Fire damage was mostly contained to the elementary school gym, though there is likely smoke and water damage elsewhere, Hansen said. Parts of the gym walls are gone and the building was covered in a white, icy glaze.

Hansen said it will likely be a couple days before the extent of damage — and an estimate of its cost — is known.

Unified personnel must try to section off and preserve non-damaged portions of the building, heating them to keep pipes from freezing and bursting, Rodenberg said.

Today workers will try to dry the main electrical service coming into the school and test it, he said.

“Without power, we can’t check the boilers,” he added.

Before the middle school can be used, Rodenberg said, “A lot of testing has to happen first, and cleaning.”

Today, he said, “A lot more people are coming.”

As for the burnt popcorn, that’s apparently not going to be a problem. Mike Anton, president of the Racine Unified PTA Council and treasurer for the Mitchell Elementary School PTA, said a man called him after reading the fire story online.

“After talking to him, he realized the plight we were in,” Anton said, and the man offered to donate $2,500 to cover the cost for popcorn machines and supplies of popcorn so the school can restart their fundraising for playground equipment.

Reporter Michael Burke contributed to this story.
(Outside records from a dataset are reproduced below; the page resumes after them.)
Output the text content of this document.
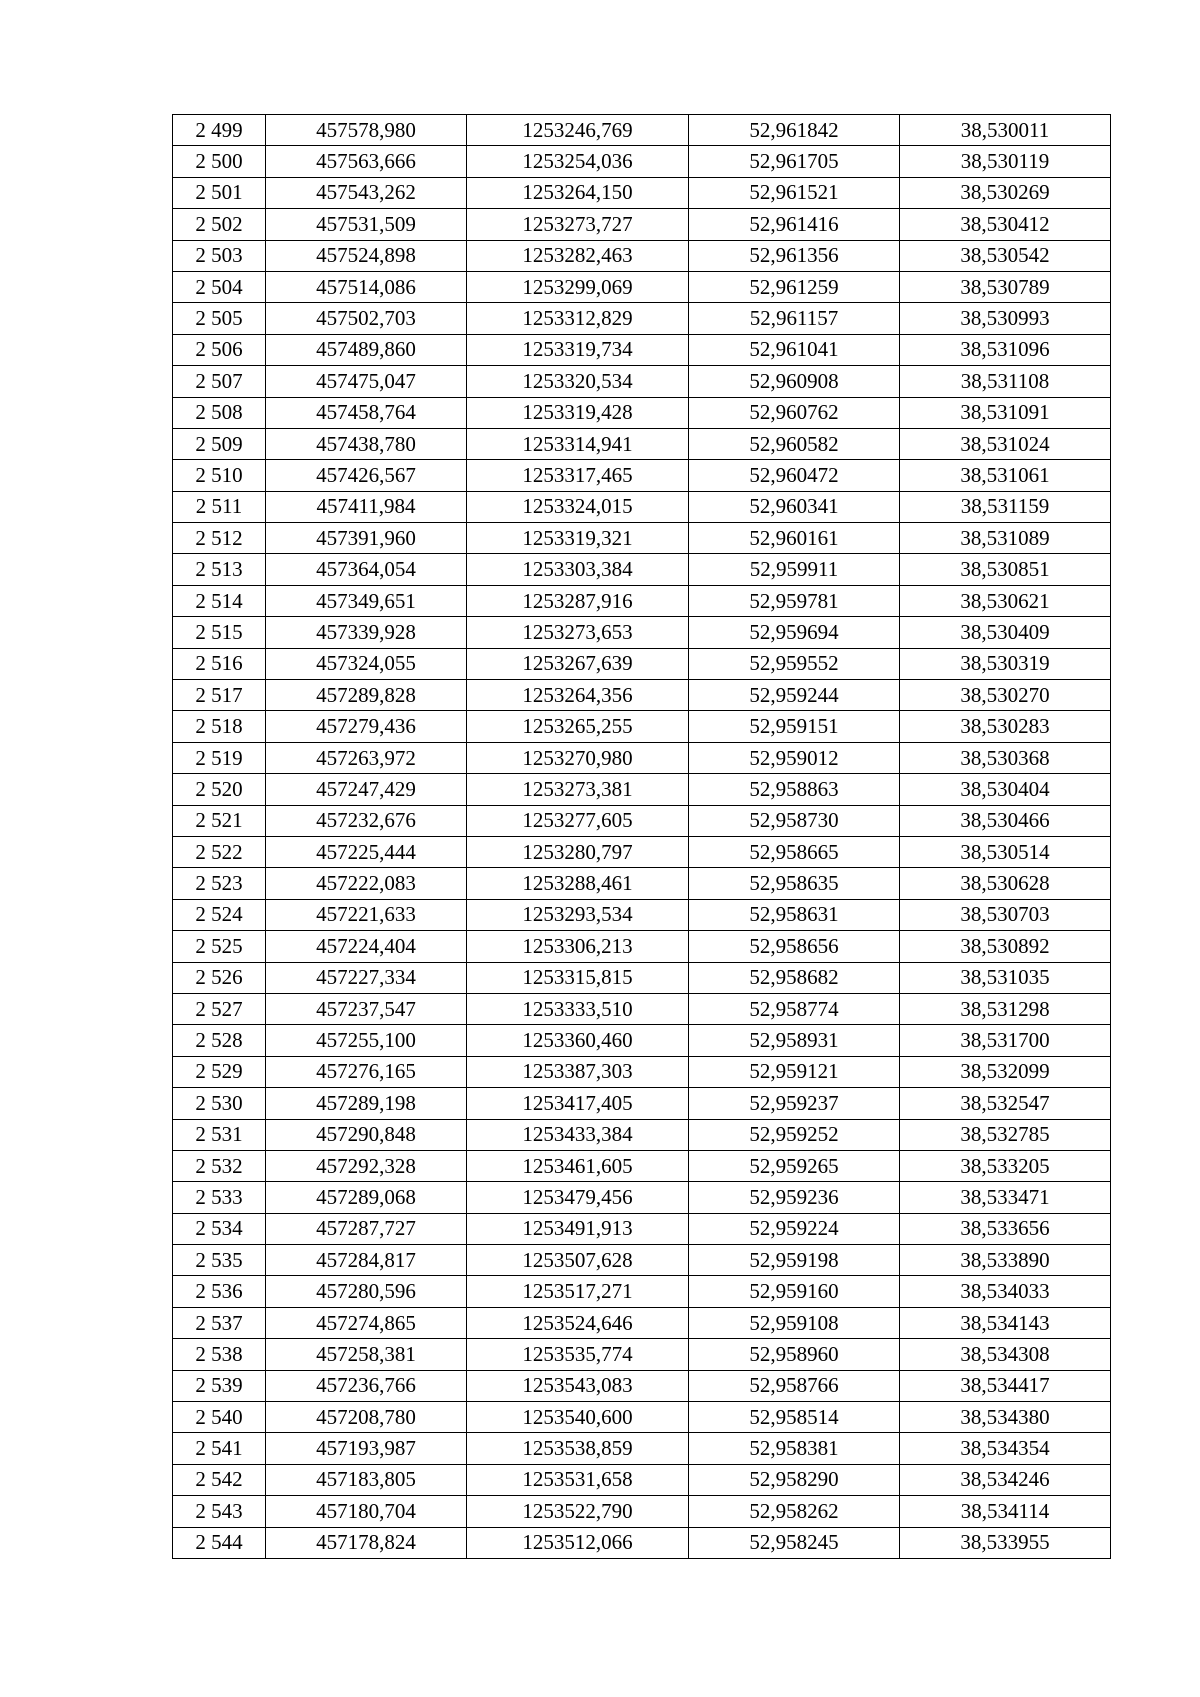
2 499	457578,980	1253246,769	52,961842	38,530011
2 500	457563,666	1253254,036	52,961705	38,530119
2 501	457543,262	1253264,150	52,961521	38,530269
2 502	457531,509	1253273,727	52,961416	38,530412
2 503	457524,898	1253282,463	52,961356	38,530542
2 504	457514,086	1253299,069	52,961259	38,530789
2 505	457502,703	1253312,829	52,961157	38,530993
2 506	457489,860	1253319,734	52,961041	38,531096
2 507	457475,047	1253320,534	52,960908	38,531108
2 508	457458,764	1253319,428	52,960762	38,531091
2 509	457438,780	1253314,941	52,960582	38,531024
2 510	457426,567	1253317,465	52,960472	38,531061
2 511	457411,984	1253324,015	52,960341	38,531159
2 512	457391,960	1253319,321	52,960161	38,531089
2 513	457364,054	1253303,384	52,959911	38,530851
2 514	457349,651	1253287,916	52,959781	38,530621
2 515	457339,928	1253273,653	52,959694	38,530409
2 516	457324,055	1253267,639	52,959552	38,530319
2 517	457289,828	1253264,356	52,959244	38,530270
2 518	457279,436	1253265,255	52,959151	38,530283
2 519	457263,972	1253270,980	52,959012	38,530368
2 520	457247,429	1253273,381	52,958863	38,530404
2 521	457232,676	1253277,605	52,958730	38,530466
2 522	457225,444	1253280,797	52,958665	38,530514
2 523	457222,083	1253288,461	52,958635	38,530628
2 524	457221,633	1253293,534	52,958631	38,530703
2 525	457224,404	1253306,213	52,958656	38,530892
2 526	457227,334	1253315,815	52,958682	38,531035
2 527	457237,547	1253333,510	52,958774	38,531298
2 528	457255,100	1253360,460	52,958931	38,531700
2 529	457276,165	1253387,303	52,959121	38,532099
2 530	457289,198	1253417,405	52,959237	38,532547
2 531	457290,848	1253433,384	52,959252	38,532785
2 532	457292,328	1253461,605	52,959265	38,533205
2 533	457289,068	1253479,456	52,959236	38,533471
2 534	457287,727	1253491,913	52,959224	38,533656
2 535	457284,817	1253507,628	52,959198	38,533890
2 536	457280,596	1253517,271	52,959160	38,534033
2 537	457274,865	1253524,646	52,959108	38,534143
2 538	457258,381	1253535,774	52,958960	38,534308
2 539	457236,766	1253543,083	52,958766	38,534417
2 540	457208,780	1253540,600	52,958514	38,534380
2 541	457193,987	1253538,859	52,958381	38,534354
2 542	457183,805	1253531,658	52,958290	38,534246
2 543	457180,704	1253522,790	52,958262	38,534114
2 544	457178,824	1253512,066	52,958245	38,533955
Information for students, families and staff

Racine Unified School District spokeswoman Stacy Tapp provided this information late Thursday:

- Mitchell Elementary and Mitchell Middle schools will remain closed Friday.

- Unified (and Arbor Management) will provide free school breakfast and lunch to Mitchell Elementary and Middle School students at Lutheran Church of the Redeemer, 2417 Drexel Ave., Friday and continuing until students are back in school. Breakfast will be served from 7:30-8:30 a.m. and lunch will be served from 11 a.m. to noon. All Mitchell students are welcome and will not be charged for breakfast or lunch.

- Unified and Mitchell school staff will hold an informational meeting on Friday for Mitchell Elementary and Mitchell Middle School families at Park High School, 1901 12th St., from 4:30–5:30 p.m. All Mitchell families are encouraged to attend.

“We thank our school families and staff for their patience and cooperation during this difficult time,” Tapp stated.

“We also want to thank local fire, police and other emergency personnel who braved the dangerously cold weather in responding to the fire (Thursday) morning.”